March 8, 2007 - (Reuters) Haiti's violent gangs are increasingly using rape to terrorize hostages and other victims, government officials and health workers say. Sexual assaults of women appear to have become a fixture of the kidnappings for money carried out by gangs in a crime wave that developed after the ouster in February 2004 of former president Jean-Bertrand Aristide.

Myriam Merlet, an official at the Department of Women's Affairs, said almost half of women kidnapped had been raped. "It is hard to say exactly what is the motive for those rapes, but rapes have always been used in Haiti as a weapon for social and political repression," Merlet said. Rape has been used in Haiti before by government death squads intent on sowing terror in the poorest country in the Americas, which has long been rocked by political instability and violence.

A recent effort by U.N. peacekeepers to drive gangs out of the sprawling slums in Port-au-Prince where they held sway, and where they have also imprisoned many of their hostages, appears to have reduced the kidnappings. But health workers report the number of rape victims is increasing.

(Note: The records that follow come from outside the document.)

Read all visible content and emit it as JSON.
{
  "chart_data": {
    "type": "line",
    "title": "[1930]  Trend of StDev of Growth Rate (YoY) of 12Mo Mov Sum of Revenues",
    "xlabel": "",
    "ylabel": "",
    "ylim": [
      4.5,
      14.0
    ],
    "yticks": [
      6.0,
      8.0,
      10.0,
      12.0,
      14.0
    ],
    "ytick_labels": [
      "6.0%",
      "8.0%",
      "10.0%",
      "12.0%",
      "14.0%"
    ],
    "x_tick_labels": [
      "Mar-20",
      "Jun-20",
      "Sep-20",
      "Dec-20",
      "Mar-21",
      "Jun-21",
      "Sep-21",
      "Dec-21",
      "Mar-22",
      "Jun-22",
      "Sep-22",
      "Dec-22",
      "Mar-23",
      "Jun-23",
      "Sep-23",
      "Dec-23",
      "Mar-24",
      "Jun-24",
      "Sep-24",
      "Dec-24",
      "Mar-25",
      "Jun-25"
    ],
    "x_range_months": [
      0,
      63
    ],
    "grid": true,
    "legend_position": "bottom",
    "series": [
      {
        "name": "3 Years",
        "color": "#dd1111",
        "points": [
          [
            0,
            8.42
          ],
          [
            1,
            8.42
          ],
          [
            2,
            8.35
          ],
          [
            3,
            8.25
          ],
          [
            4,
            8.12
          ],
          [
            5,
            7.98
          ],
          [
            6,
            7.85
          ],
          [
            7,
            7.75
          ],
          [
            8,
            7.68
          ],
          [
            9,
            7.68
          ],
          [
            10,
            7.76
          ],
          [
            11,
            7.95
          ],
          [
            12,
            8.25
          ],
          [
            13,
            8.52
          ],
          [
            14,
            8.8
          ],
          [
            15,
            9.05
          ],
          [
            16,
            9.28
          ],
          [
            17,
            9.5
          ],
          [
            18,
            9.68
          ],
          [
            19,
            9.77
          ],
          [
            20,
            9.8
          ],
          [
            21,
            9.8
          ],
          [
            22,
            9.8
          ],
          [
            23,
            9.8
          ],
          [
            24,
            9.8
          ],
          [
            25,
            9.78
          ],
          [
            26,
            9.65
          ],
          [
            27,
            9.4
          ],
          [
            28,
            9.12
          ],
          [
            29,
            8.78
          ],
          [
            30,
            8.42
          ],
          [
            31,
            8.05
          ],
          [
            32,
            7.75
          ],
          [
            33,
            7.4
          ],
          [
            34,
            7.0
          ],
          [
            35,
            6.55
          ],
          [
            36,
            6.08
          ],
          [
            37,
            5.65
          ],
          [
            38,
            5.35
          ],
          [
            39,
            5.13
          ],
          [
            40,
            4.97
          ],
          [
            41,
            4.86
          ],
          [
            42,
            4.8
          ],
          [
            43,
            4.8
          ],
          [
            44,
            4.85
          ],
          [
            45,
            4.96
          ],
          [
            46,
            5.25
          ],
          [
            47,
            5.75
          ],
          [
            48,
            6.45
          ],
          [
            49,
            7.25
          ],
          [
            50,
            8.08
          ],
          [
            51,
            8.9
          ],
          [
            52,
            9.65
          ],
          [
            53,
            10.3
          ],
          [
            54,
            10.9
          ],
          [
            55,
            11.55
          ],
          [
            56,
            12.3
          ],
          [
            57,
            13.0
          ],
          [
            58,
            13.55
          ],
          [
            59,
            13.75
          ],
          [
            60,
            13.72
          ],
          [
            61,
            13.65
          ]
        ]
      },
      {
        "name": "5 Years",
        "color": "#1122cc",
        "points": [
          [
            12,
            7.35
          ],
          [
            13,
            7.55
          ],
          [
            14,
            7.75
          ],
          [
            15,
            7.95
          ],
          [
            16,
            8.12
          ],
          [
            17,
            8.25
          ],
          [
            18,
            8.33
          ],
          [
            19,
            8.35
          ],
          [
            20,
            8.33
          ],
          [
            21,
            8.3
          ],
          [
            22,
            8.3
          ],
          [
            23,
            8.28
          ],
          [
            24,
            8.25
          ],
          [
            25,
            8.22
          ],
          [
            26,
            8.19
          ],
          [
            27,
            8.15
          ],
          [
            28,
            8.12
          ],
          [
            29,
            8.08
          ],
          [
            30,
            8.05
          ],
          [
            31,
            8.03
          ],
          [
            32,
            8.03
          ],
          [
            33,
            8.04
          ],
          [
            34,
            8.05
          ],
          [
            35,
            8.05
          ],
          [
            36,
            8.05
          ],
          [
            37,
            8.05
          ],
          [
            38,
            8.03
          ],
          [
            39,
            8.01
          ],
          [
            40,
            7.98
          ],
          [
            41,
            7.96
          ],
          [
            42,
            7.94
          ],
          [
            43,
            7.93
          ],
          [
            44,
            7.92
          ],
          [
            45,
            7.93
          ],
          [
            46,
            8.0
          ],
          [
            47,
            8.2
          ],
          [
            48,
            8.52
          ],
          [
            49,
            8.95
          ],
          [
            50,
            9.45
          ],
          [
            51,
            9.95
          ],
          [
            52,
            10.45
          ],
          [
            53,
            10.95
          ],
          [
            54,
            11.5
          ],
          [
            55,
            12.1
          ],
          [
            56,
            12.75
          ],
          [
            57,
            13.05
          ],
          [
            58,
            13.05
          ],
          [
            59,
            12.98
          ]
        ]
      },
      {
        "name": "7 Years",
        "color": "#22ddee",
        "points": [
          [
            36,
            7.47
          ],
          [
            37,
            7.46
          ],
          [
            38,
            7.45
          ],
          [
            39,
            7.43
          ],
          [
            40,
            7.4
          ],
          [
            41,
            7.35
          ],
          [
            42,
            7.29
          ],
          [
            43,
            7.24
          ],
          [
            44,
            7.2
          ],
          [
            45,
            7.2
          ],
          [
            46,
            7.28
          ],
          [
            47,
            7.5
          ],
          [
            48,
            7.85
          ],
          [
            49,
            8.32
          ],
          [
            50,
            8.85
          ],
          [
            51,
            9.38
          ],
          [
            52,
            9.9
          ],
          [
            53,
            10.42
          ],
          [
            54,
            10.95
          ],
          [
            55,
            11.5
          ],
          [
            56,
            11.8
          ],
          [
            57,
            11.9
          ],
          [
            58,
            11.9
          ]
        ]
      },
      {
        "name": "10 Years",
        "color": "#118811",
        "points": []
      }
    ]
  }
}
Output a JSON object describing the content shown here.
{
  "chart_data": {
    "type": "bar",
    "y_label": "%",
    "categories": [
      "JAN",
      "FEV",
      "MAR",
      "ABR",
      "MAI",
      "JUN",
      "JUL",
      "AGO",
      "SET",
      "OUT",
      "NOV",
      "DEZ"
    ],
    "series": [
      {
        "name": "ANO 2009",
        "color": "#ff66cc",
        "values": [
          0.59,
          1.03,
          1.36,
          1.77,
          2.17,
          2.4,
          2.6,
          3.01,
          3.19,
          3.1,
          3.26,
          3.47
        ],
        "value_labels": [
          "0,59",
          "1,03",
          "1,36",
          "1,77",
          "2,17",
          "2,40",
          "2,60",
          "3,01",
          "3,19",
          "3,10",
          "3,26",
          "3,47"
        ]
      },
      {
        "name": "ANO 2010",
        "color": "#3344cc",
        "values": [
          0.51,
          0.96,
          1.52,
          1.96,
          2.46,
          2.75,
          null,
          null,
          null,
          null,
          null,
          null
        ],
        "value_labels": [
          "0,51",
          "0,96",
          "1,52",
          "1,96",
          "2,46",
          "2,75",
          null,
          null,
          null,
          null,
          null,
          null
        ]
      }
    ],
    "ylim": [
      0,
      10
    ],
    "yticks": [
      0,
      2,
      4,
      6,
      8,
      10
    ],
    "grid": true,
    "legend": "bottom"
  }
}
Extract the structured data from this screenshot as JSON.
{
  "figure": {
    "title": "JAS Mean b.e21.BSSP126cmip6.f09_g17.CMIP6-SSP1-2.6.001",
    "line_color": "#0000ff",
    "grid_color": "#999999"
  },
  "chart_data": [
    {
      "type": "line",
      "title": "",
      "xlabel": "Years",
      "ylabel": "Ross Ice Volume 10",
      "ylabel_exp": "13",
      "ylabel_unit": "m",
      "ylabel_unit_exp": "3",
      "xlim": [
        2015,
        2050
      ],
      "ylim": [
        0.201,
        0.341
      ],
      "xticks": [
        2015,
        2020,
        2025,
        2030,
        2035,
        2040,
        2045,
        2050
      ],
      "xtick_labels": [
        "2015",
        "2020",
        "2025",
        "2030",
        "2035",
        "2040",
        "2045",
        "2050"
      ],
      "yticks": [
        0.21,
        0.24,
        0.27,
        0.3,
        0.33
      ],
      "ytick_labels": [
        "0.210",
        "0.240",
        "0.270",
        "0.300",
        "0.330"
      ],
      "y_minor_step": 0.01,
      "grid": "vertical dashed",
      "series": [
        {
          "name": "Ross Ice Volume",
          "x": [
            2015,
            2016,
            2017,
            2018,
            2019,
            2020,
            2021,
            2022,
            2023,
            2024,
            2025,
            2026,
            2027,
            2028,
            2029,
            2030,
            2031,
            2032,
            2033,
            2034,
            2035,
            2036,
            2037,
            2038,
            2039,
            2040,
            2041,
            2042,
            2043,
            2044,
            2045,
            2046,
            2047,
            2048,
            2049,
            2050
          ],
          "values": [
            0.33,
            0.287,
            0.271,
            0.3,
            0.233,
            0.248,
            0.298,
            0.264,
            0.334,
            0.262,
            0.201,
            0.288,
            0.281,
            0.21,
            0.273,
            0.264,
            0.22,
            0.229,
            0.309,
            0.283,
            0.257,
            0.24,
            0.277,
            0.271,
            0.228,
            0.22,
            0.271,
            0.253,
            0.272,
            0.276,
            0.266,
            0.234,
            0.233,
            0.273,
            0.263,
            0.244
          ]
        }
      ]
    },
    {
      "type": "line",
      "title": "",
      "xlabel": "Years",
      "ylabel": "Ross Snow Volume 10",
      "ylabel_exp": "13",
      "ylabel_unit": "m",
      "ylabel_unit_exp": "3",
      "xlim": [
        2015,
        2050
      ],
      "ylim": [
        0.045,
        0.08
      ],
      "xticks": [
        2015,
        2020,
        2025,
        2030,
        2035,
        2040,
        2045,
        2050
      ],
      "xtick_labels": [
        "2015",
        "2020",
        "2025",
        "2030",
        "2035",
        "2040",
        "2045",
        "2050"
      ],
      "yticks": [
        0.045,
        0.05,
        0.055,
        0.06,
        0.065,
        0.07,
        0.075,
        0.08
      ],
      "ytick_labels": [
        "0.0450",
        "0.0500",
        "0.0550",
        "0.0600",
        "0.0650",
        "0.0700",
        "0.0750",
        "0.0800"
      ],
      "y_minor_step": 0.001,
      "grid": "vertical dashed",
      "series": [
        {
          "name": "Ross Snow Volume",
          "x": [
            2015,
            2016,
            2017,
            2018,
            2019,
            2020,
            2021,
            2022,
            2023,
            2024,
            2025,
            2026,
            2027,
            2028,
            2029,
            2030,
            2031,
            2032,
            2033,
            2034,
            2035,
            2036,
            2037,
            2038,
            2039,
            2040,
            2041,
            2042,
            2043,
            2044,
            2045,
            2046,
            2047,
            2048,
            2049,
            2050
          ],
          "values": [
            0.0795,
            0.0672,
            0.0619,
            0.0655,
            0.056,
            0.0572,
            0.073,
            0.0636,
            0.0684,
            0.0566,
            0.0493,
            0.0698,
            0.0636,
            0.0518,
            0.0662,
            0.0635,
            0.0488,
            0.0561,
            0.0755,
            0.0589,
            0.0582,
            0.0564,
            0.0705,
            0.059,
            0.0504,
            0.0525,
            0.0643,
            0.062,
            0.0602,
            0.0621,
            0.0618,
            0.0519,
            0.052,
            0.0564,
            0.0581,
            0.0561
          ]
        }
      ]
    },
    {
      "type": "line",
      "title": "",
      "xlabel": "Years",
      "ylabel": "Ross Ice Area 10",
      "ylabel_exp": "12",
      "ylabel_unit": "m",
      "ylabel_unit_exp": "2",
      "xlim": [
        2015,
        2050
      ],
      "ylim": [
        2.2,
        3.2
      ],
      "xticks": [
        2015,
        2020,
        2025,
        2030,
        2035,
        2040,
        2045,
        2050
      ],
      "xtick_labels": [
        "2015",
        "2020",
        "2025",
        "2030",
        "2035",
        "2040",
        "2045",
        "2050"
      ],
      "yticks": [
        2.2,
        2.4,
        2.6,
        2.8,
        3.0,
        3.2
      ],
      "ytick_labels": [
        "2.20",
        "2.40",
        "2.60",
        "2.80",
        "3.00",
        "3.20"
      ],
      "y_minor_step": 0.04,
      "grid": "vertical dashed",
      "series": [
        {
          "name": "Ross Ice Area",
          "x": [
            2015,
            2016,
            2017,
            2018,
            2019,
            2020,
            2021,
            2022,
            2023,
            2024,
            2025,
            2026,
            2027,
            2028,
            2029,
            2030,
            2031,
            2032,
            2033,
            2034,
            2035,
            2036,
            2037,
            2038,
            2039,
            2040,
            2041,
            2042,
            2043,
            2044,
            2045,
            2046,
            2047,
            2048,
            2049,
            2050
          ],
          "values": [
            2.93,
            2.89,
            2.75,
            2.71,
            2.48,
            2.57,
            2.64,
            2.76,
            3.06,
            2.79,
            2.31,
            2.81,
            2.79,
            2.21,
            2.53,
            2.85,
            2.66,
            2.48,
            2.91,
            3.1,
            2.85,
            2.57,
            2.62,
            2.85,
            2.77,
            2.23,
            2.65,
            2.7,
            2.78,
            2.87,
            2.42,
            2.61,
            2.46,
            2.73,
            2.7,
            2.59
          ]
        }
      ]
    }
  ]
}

Doctors and aid workers estimate that more than 800 women were raped between February 2006 and February 2007 in just the capital of this country of 8 million people. Doctors Without Borders, or MSF, a French humanitarian organization which operates three medical centers in Haiti, treated 70 rape victims in the first two months of the year.

"The number of women raped has constantly been increasing over the past months," said MSF medical coordinator Dr. Maria Guevara. She said the number of monthly rape victims seen by the group had grown from five last September to 26 in January. Another 44 were treated in February.

Joanne, a 25-year-old resident of the capital's Delmas district, said she was kidnapped late on Jan. 17 by two men who forced open her door and took her away in a pick-up truck. "They held me for 3 days. They raped me several times and demanded $50,000 from my aunt to whom they talked on the phone," Joanne said. "When they realized my aunt was not able to find any more money, they agreed to release me for $2,000."

The government of President Rene Preval, elected just over a year ago amid widespread hopes that he could bridge the divide between the poor masses and a wealthy elite, and also bring an end to crime, has vowed fight sexual assaults. But health workers say many rapists go unpunished because most victims refuse to go to the police and probably do not even tell their husbands.